I had the privilege of speaking to a group of bright, young Masters of Financial Engineering students from my alma mater on Tuesday. After relating some truths about how markets are manipulated day in and day out, I wondered whether the message had been too frank and too, well, depressing.
Are things really as bad as they seem, or have I become too cynical? I didn’t have to wait long for an answer.
Yesterday’s FOMC statement had the potential to disappoint. If the FOMC were to publicly acknowledge the elephant in the room — surging inflation that they, themselves, created — interest rates would certainly be much higher than they are and heading higher still.
In the seconds following the FOMC’s 2PM release, SPX started to dip below a very minor trend line (in red below) and the 200-period moving average on the 5-min chart — often intraday support.TPTB responded with a stunning 16.6% smack down on VIX that sent it lower than it has been since February 2007, only .58 above VIX’s all-time low of 9.39. It was enough to put SPX back above the TL and, briefly, back above the short-term moving averages.Oil, fresh off back-to-back bearish inventory reports Monday and Tuesday, also helped out with a 4% ramp.
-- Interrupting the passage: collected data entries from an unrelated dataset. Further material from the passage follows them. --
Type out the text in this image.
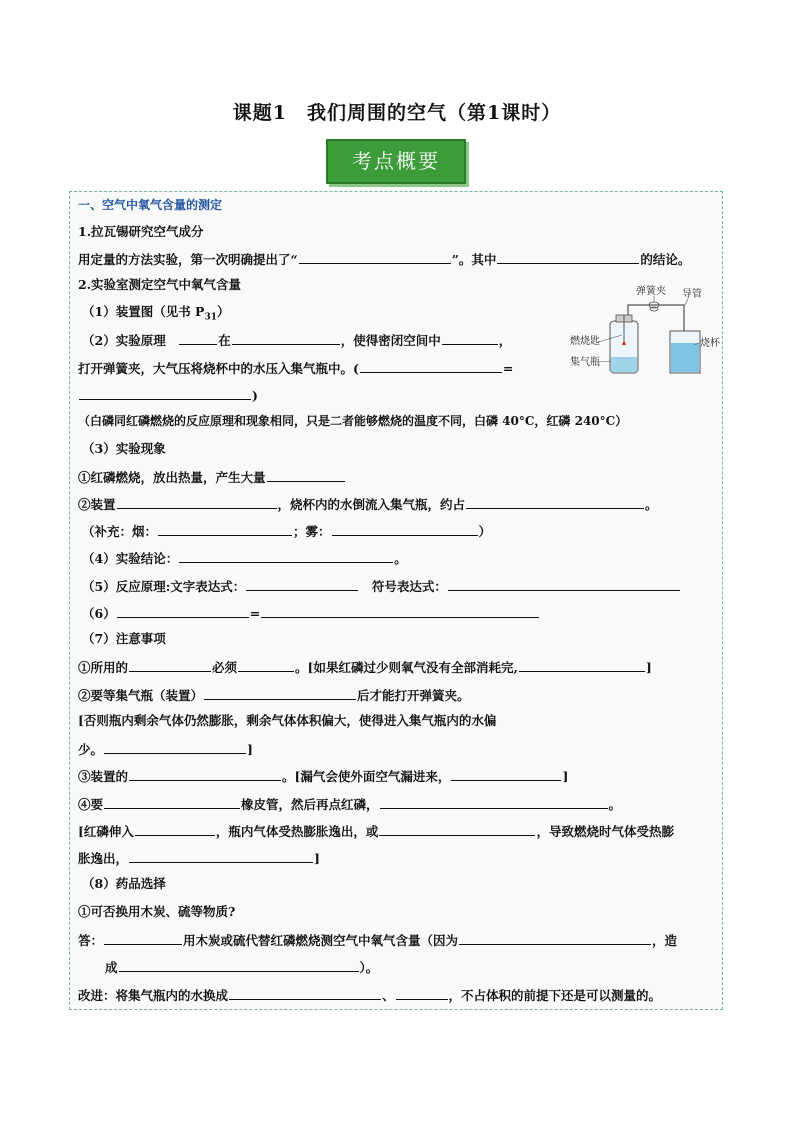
课题1　我们周围的空气（第1课时）
考点概要
一、空气中氧气含量的测定
1.拉瓦锡研究空气成分
用定量的方法实验，第一次明确提出了“	”。其中	的结论。
2.实验室测定空气中氧气含量
（1）装置图（见书 $P_{31}$）
（2）实验原理　	在	，使得密闭空间中	，
打开弹簧夹，大气压将烧杯中的水压入集气瓶中。(	=
)
（白磷同红磷燃烧的反应原理和现象相同，只是二者能够燃烧的温度不同，白磷 40°C，红磷 240°C）
（3）实验现象
①红磷燃烧，放出热量，产生大量
②装置	，烧杯内的水倒流入集气瓶，约占	。
（补充：烟：	；雾：	）
（4）实验结论：	。
（5）反应原理:文字表达式：　	符号表达式：
（6）	=
（7）注意事项
①所用的	必须	。[如果红磷过少则氧气没有全部消耗完,	]
②要等集气瓶（装置）	后才能打开弹簧夹。
[否则瓶内剩余气体仍然膨胀，剩余气体体积偏大，使得进入集气瓶内的水偏
少。	]
③装置的	。[漏气会使外面空气漏进来，	]
④要	橡皮管，然后再点红磷，	。
[红磷伸入	，瓶内气体受热膨胀逸出，或	，导致燃烧时气体受热膨
胀逸出，	]
（8）药品选择
①可否换用木炭、硫等物质?
答：	用木炭或硫代替红磷燃烧测空气中氧气含量（因为	，造
成	）。
改进：将集气瓶内的水换成	、	，不占体积的前提下还是可以测量的。
弹簧夹 导管
燃烧匙
集气瓶
烧杯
Price discovery at its finest.
Thinking back, my message probably wasn’t frank enough. The FOMC hates for the “market: to decline on days it makes rate announcements or holds press conferences. It’s important to Yellen et al. that investors have confidence in the wisdom of its actions — or, in this case, inaction.
How much longer can this go on? I don’t really know. But, it has direct bearing on the outlook for our current analog. So, I suspect this is the attempt to break out of the pattern that has guided our forecasts reasonably well since August [see: New Analog – Aug 3] and would send prices much lower in the weeks ahead.